В пять часов я благополучно съехал со двора и остановился в конце своей Гагаринской улицы. Отсюда мне чуть-чуть виделась автобусная остановка, и каждую девочку-подростка, чинно выходившую из очередного автобуса, я принимал за Ирену, но она подошла к «Росинанту» сзади – добиралась, оказывается, на такси. Я не вышел из машины, потому что не узнал ее, – у нее была новая, волнисто взбитая прическа, сильно изменившая форму лба и всего лица, и одета она была в не виданное еще мной платье. И прическа, и это сиренево-стальное клетчатое платье делали ее старше и строже, и я сразу вспомнил о Кисловодске, Волобуе и об их совместной голубой «Волге». Конечно, они поедут туда на машине, всей семьей. Тем более что у нее есть права…
– Ты неважно себя чувствуешь? – сказала она вместо «здравствуй». Я забрал у нее папку со своей рукописью и освободил место за рулем. – Разве мы не здесь будем?
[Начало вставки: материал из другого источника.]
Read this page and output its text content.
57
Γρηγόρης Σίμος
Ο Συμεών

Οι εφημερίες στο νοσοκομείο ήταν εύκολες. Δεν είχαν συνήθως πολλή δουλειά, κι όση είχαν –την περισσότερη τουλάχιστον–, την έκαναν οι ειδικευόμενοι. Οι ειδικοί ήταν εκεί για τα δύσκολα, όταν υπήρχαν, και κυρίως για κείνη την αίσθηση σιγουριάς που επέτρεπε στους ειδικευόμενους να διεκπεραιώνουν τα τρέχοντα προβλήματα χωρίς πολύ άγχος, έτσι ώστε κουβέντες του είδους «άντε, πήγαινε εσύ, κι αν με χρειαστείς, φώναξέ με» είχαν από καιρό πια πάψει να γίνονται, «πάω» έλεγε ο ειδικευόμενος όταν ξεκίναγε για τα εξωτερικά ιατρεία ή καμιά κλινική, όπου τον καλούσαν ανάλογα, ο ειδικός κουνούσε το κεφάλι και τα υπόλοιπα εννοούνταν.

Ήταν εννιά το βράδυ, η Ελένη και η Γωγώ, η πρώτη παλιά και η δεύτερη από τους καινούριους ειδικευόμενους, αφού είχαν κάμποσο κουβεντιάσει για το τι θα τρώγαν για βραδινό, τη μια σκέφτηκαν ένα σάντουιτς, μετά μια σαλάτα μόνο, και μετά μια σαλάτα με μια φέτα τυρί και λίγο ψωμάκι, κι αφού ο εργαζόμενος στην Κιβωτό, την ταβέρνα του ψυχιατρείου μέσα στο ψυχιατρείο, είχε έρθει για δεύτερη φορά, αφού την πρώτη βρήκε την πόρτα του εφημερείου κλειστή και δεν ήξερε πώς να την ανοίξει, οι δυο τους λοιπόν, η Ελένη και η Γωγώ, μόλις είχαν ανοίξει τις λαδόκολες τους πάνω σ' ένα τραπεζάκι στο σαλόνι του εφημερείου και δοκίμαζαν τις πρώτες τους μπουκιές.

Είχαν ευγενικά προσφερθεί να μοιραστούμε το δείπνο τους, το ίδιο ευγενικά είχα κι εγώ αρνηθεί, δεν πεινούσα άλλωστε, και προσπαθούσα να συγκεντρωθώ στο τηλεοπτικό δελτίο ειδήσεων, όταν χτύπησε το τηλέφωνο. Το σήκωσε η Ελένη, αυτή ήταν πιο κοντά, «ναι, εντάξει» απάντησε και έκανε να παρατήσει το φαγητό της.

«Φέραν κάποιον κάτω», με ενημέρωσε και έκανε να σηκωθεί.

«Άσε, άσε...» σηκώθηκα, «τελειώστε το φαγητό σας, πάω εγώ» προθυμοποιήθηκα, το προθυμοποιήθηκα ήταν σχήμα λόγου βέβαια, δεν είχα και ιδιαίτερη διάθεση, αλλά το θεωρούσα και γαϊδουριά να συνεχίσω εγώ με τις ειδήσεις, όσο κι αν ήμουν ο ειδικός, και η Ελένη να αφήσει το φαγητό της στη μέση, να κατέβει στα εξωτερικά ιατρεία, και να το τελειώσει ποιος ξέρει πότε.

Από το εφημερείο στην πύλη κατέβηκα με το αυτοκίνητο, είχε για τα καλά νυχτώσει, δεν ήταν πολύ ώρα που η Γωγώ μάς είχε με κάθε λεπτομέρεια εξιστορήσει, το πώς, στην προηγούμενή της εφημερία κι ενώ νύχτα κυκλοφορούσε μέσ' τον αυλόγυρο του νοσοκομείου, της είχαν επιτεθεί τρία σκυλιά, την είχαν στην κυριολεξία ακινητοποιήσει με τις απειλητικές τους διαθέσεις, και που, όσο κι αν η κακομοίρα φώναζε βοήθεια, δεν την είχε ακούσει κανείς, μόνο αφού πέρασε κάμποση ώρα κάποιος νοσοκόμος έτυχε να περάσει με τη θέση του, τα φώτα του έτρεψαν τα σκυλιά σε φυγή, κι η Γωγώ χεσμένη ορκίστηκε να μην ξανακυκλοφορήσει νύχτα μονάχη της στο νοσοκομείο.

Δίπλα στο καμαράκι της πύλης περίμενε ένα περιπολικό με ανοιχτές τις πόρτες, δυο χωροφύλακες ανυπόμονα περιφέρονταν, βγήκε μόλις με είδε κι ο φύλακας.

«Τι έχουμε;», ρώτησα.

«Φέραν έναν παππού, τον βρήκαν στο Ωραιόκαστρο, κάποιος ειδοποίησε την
– Я думал, что ты сама не хочешь, – сказал я.
– Какой он маленький, бедненький, – ласково, как на ребенка, сказала она о «Росинанте» и погладила руль. Узкие выпуклые ногти на ее пальцах розовели лаком, – полностью собралась в Кисловодск, и я сказал:
– Да. Это, конечно, не «Волга».
Она коротко, вприщур взглянула на меня и включила зажигание. «Росинант» с подскоком сорвался с места. Вела она трудно. Ее чрезмерная пристальность и напряженность давили на меня, как ноша, и перед светофорами я тоже жал на воображаемый тормоз и переключал скорости. За городом ей немного полегчало.